Alexander McCall Smith selected George Mackay Brown‘s poem ‘Beachcomber’ for his anthology of Scottish poems, A Gathering. He writes:

George Mackay Brown wrote about Orkney, and that, of course, is very different from the world of Scotland’s western islands. Orkney is a place of cultivation as much as it is of fishing. Its history is different. Hebridean islands were in the orbit of Ireland; Orkney still feels Norse. ‘Beachcomber’ refers to a day when the harvest of the sea was exciting and exotic. Today it is plastic. And that chimes with two lines in [Brown’s] poem, ‘Hamnavoe’. The poet writes: ‘And because, under equality’s sun, / All things wear now to a common soiling . . .’ These lines might refer to the flattening effect of modern culture, where difference and colour, as well as character, are eroded by the bland and the international.

The ocean’s harvest now, as it was then, is a reflection of what we put into it.

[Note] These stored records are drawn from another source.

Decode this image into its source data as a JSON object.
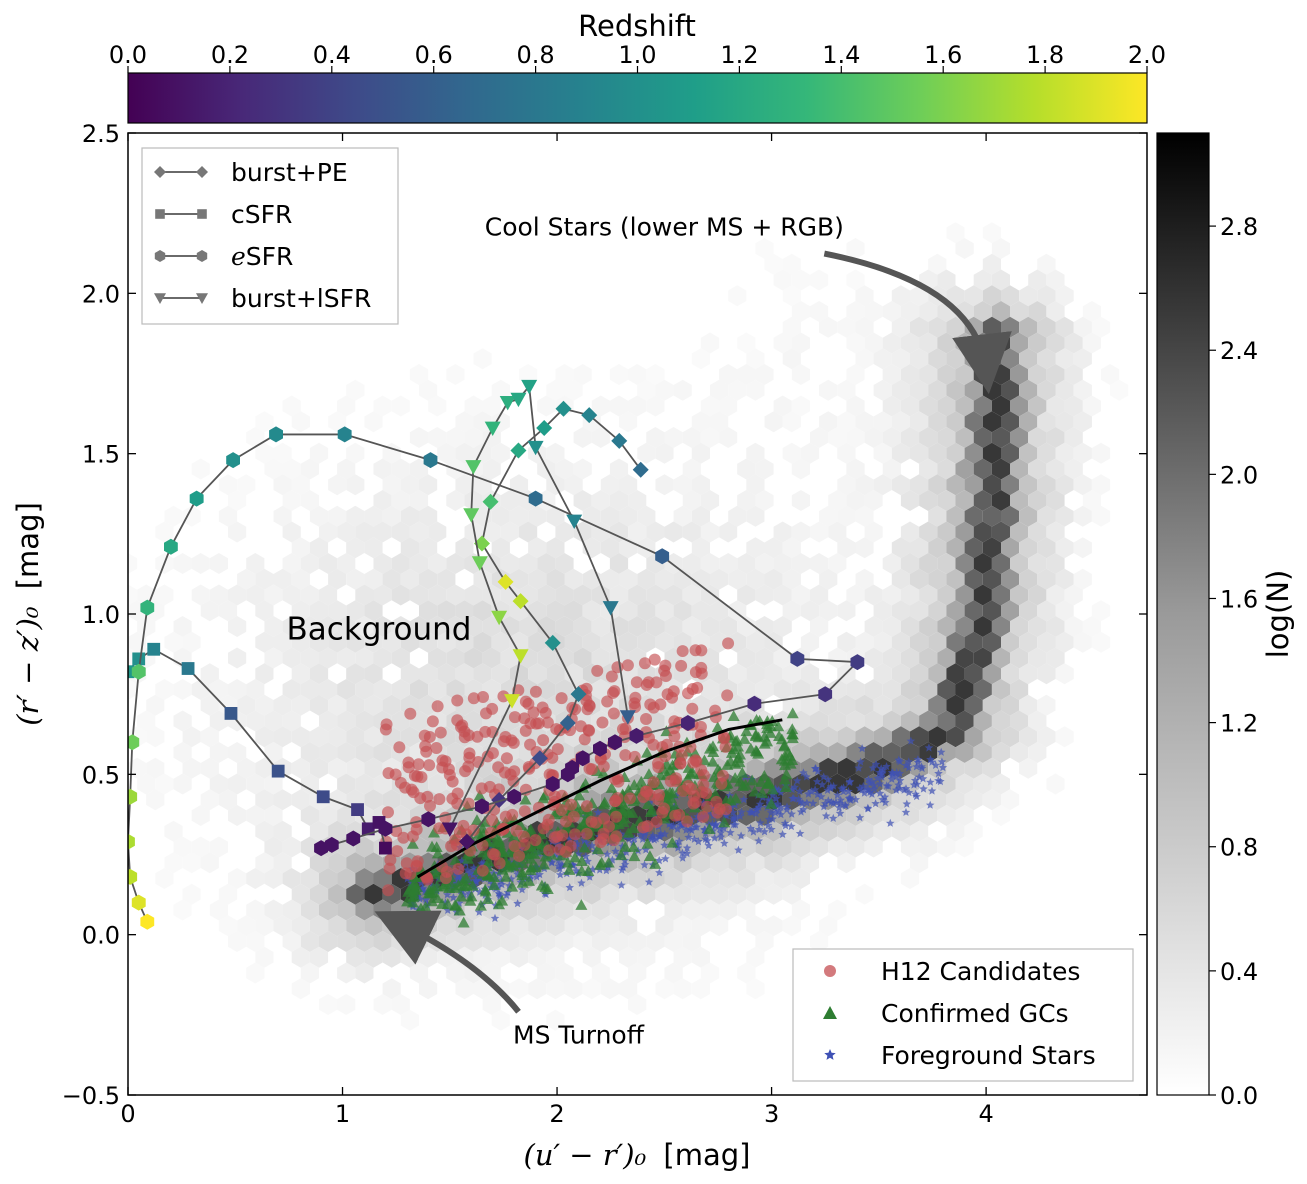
{
  "chart_data": {
    "type": "scatter",
    "title": "",
    "xlabel": "(u′ − r′)₀ [mag]",
    "xlabel_parts": {
      "math": "(u′ − r′)₀",
      "unit": "[mag]"
    },
    "ylabel": "(r′ − z′)₀ [mag]",
    "ylabel_parts": {
      "math": "(r′ − z′)₀",
      "unit": "[mag]"
    },
    "xlim": [
      0,
      4.75
    ],
    "ylim": [
      -0.5,
      2.5
    ],
    "xticks": [
      0,
      1,
      2,
      3,
      4
    ],
    "xtick_labels": [
      "0",
      "1",
      "2",
      "3",
      "4"
    ],
    "yticks": [
      -0.5,
      0.0,
      0.5,
      1.0,
      1.5,
      2.0,
      2.5
    ],
    "ytick_labels": [
      "−0.5",
      "0.0",
      "0.5",
      "1.0",
      "1.5",
      "2.0",
      "2.5"
    ],
    "redshift_colorbar": {
      "label": "Redshift",
      "range": [
        0,
        2
      ],
      "ticks": [
        0,
        0.2,
        0.4,
        0.6,
        0.8,
        1.0,
        1.2,
        1.4,
        1.6,
        1.8,
        2.0
      ],
      "tick_labels": [
        "0.0",
        "0.2",
        "0.4",
        "0.6",
        "0.8",
        "1.0",
        "1.2",
        "1.4",
        "1.6",
        "1.8",
        "2.0"
      ],
      "colormap": [
        "#440154",
        "#482878",
        "#3e4a89",
        "#31688e",
        "#26828e",
        "#1f9e89",
        "#35b779",
        "#6ece58",
        "#b5de2b",
        "#fde725"
      ]
    },
    "density_colorbar": {
      "label": "log(N)",
      "range": [
        0,
        3.1
      ],
      "ticks": [
        0.0,
        0.4,
        0.8,
        1.2,
        1.6,
        2.0,
        2.4,
        2.8
      ],
      "tick_labels": [
        "0.0",
        "0.4",
        "0.8",
        "1.2",
        "1.6",
        "2.0",
        "2.4",
        "2.8"
      ]
    },
    "tracks": [
      {
        "name": "burst+PE",
        "marker": "diamond",
        "x": [
          1.58,
          1.73,
          1.92,
          2.05,
          2.1,
          1.98,
          1.83,
          1.76,
          1.65,
          1.69,
          1.82,
          1.94,
          2.03,
          2.15,
          2.29,
          2.39
        ],
        "y": [
          0.29,
          0.42,
          0.55,
          0.66,
          0.75,
          0.91,
          1.04,
          1.1,
          1.22,
          1.35,
          1.51,
          1.58,
          1.64,
          1.62,
          1.54,
          1.45
        ],
        "z": [
          0.1,
          0.3,
          0.45,
          0.62,
          0.8,
          1.0,
          1.8,
          1.9,
          1.6,
          1.4,
          1.2,
          1.1,
          1.0,
          0.9,
          0.8,
          0.7
        ]
      },
      {
        "name": "cSFR",
        "marker": "square",
        "x": [
          0.0,
          0.05,
          0.12,
          0.28,
          0.48,
          0.7,
          0.91,
          1.07,
          1.12,
          1.17,
          1.2
        ],
        "y": [
          0.82,
          0.86,
          0.89,
          0.83,
          0.69,
          0.51,
          0.43,
          0.39,
          0.33,
          0.35,
          0.27
        ],
        "z": [
          1.05,
          1.0,
          0.9,
          0.8,
          0.55,
          0.5,
          0.45,
          0.35,
          0.15,
          0.1,
          0.05
        ]
      },
      {
        "name": "eSFR",
        "marker": "hexagon",
        "x": [
          0.09,
          0.05,
          0.01,
          0.0,
          0.01,
          0.02,
          0.05,
          0.09,
          0.2,
          0.32,
          0.49,
          0.69,
          1.01,
          1.41,
          1.9,
          2.49,
          3.12,
          3.4,
          3.25,
          2.92,
          2.61,
          2.37,
          2.27,
          2.2,
          2.12,
          2.07,
          2.05,
          1.98,
          1.8,
          1.65,
          1.4,
          1.2,
          1.05,
          0.95,
          0.9
        ],
        "y": [
          0.04,
          0.1,
          0.18,
          0.29,
          0.43,
          0.6,
          0.82,
          1.02,
          1.21,
          1.36,
          1.48,
          1.56,
          1.56,
          1.48,
          1.36,
          1.18,
          0.86,
          0.85,
          0.75,
          0.72,
          0.66,
          0.62,
          0.6,
          0.58,
          0.55,
          0.52,
          0.5,
          0.47,
          0.43,
          0.4,
          0.36,
          0.33,
          0.3,
          0.28,
          0.27
        ],
        "z": [
          2.0,
          1.9,
          1.8,
          1.75,
          1.7,
          1.55,
          1.45,
          1.3,
          1.2,
          1.1,
          1.0,
          0.95,
          0.9,
          0.8,
          0.7,
          0.6,
          0.4,
          0.35,
          0.3,
          0.25,
          0.2,
          0.15,
          0.1,
          0.1,
          0.1,
          0.1,
          0.1,
          0.1,
          0.1,
          0.1,
          0.1,
          0.1,
          0.1,
          0.1,
          0.1
        ]
      },
      {
        "name": "burst+lSFR",
        "marker": "triangle_down",
        "x": [
          1.5,
          1.79,
          1.83,
          1.73,
          1.64,
          1.6,
          1.61,
          1.7,
          1.77,
          1.82,
          1.87,
          1.9,
          2.08,
          2.25,
          2.33
        ],
        "y": [
          0.33,
          0.73,
          0.87,
          0.99,
          1.16,
          1.31,
          1.46,
          1.58,
          1.66,
          1.67,
          1.71,
          1.52,
          1.29,
          1.02,
          0.68
        ],
        "z": [
          0.1,
          1.85,
          1.8,
          1.65,
          1.55,
          1.5,
          1.45,
          1.3,
          1.25,
          1.2,
          1.15,
          1.0,
          0.9,
          0.8,
          0.6
        ]
      }
    ],
    "populations": [
      {
        "name": "H12 Candidates",
        "marker": "circle",
        "color": "#c44e52",
        "center": [
          1.8,
          0.48
        ],
        "spread": [
          0.45,
          0.18
        ]
      },
      {
        "name": "Confirmed GCs",
        "marker": "triangle",
        "color": "#2e7d32",
        "center": [
          2.0,
          0.45
        ],
        "spread": [
          0.5,
          0.15
        ]
      },
      {
        "name": "Foreground Stars",
        "marker": "star",
        "color": "#3f51b5",
        "center": [
          2.2,
          0.28
        ],
        "spread": [
          0.9,
          0.08
        ]
      }
    ],
    "ridge_line": {
      "x": [
        1.35,
        1.6,
        1.9,
        2.2,
        2.5,
        2.8,
        3.05
      ],
      "y": [
        0.18,
        0.28,
        0.38,
        0.48,
        0.57,
        0.64,
        0.67
      ]
    },
    "annotations": [
      {
        "text": "Cool Stars (lower MS + RGB)",
        "x": 2.5,
        "y": 2.18,
        "arrow_to": [
          4.0,
          1.76
        ]
      },
      {
        "text": "MS Turnoff",
        "x": 2.1,
        "y": -0.34,
        "arrow_to": [
          1.25,
          0.04
        ]
      },
      {
        "text": "Background",
        "x": 1.17,
        "y": 0.92
      }
    ],
    "legend_tracks": {
      "placement": "top-left",
      "entries": [
        {
          "label": "burst+PE"
        },
        {
          "label": "cSFR"
        },
        {
          "label_italic": "e",
          "label": "SFR"
        },
        {
          "label": "burst+lSFR"
        }
      ]
    },
    "legend_populations": {
      "placement": "bottom-right",
      "entries": [
        {
          "label": "H12 Candidates"
        },
        {
          "label": "Confirmed GCs"
        },
        {
          "label": "Foreground Stars"
        }
      ]
    }
  }
}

Our holiday beachcombing may now be as much litter-picking as making glinting discoveries, but the ocean still throws back at us a reflection of ourselves.

 
Beachcomber
George Mackay Brown

 Monday I found a boot –
 Rust and salt leather.
 I gave it back to the sea, to dance in.

 Tuesday a spar of timber worth thirty bob.
 Next winter
 It will be a chair, a coffin, a bed.

 Wednesday a half can of Swedish spirits.
 I tilted my head.
 The shore was cold with mermaids and angels.

 Thursday I got nothing, seaweed,
 A whale bone,
 Wet feet and a loud cough. 

 Friday I held a seaman’s skull,
 Sand spilling from it
 The way time is told on kirkyard stones.
 
 Saturday a barrel of sodden oranges.
 A Spanish ship
 Was wrecked last month at The Kame.
 
 Sunday, for fear of the elders,
 I sit on my bum.
 What’s heaven? A sea chest with a thousand gold coins.